In this work, we proposed the identification of a patient’s posture in bed based on Support Vector Machine training with minimal sample preconditioning. The images were analyzed based on three important stages: sample conditioning, feature extraction, and classification. In the sample conditioning stage, the images are submitted to histogram equalization and a median filter, aiming to avoid complex and computationally heavy pre-processing for the images to be classified. Based on the database description, two experiments were carried out by applying the median filter (MF) to all samples and by using the same filter only for $P_3$ because it presented an external object. From this phase, it was corroborated that the position $P_3$ required an additional treatment due to an obstacle that made it difficult to appreciate the position of the patient. However, it was demonstrated in the first experiment that an MF is enough to remove the disturbances in the images of position $P_3$ and thus improve their classification accuracy. The identification of samples $P_1$, $P_2$, and $P_4$ was affected if the MF was applied; this was corroborated with the accuracy and kappa metrics in a second experiment.

Due to the characteristics of the images depicting patient positions, the selection of texture descriptors was a challenging task. Twenty texture descriptors were employed, and the optimal ones were chosen based on two well-known metrics: ANOVA and the Tukey test. These parameters suggest that different texture descriptors can be utilized based on the color component, whether RGB or HSV.

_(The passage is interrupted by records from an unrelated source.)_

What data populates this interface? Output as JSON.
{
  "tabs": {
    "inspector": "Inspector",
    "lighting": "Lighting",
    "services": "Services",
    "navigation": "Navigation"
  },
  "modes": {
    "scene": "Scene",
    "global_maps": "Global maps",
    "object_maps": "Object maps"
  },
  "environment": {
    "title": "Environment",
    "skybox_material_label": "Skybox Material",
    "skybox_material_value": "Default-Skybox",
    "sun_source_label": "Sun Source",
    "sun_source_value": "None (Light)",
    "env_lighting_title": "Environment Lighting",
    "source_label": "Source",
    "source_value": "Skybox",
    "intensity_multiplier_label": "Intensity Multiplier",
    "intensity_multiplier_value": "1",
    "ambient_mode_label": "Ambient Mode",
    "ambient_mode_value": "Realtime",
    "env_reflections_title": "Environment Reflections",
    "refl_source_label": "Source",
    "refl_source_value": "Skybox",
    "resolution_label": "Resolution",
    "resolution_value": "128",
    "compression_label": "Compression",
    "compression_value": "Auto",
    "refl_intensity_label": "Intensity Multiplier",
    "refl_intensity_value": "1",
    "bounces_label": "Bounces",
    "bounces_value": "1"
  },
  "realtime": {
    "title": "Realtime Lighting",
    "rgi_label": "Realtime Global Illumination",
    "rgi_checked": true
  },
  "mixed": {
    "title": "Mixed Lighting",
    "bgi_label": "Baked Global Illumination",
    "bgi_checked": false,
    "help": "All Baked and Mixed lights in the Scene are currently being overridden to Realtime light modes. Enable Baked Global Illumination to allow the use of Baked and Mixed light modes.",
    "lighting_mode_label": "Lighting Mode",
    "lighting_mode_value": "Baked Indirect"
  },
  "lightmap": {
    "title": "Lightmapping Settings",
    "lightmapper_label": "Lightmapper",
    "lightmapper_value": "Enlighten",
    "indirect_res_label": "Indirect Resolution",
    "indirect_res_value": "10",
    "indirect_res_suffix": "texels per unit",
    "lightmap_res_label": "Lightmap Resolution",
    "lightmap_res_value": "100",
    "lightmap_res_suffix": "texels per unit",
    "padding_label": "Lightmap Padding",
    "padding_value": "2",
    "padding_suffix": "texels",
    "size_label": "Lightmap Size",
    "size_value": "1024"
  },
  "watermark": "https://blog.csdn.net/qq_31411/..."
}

Nevertheless, in the classification stage, the results suggest that the RGB color component is the most effective for classifying the pressure database of patients. It was also confirmed that the best feature vector can be formed with the data of contrast, correlation, sum of squares, difference of variance, sum average, and information measure of correlation. The classification performance using these variables achieved an accuracy of 92.9% and a kappa of 0.904. Specifically, position $P_3$ could be perfectly classified as long as an MF was applied beforehand. The positions $P_1$, $P_2$, and $P_4$ obtained distinction percentages of 94.1%, 90.5%, and 88.5%, respectively. Despite the widespread use of an SVM with PCA for image classification, this technique showed lower performance, as demonstrated by confusion matrices, kappa values, and ROC curves.

Aiming to assess the performance of our proposal, Convolutional Neural Networks were implemented with different architectures to serve as a reference point. Specifically, CNNs based on MobileNet and DenseNet121 obtained the best results, although with minimal differences of 1.1% and 3.1% in total accuracy and 0.0114 and 0.04 in kappa values, respectively. Therefore, this comparison demonstrates and categorizes the precision that can be achieved by using an SVM while selecting the optimal texture descriptors.

This work proposes simplifying the image pre-processing phase to achieve the classification of a patient’s position in bed by adequately training a Support Vector Machine. The conclusions drawn from this study can assist inexperienced researchers in classifying pressure images and reducing sample preparation time and guide the selection of appropriate color components and texture descriptors.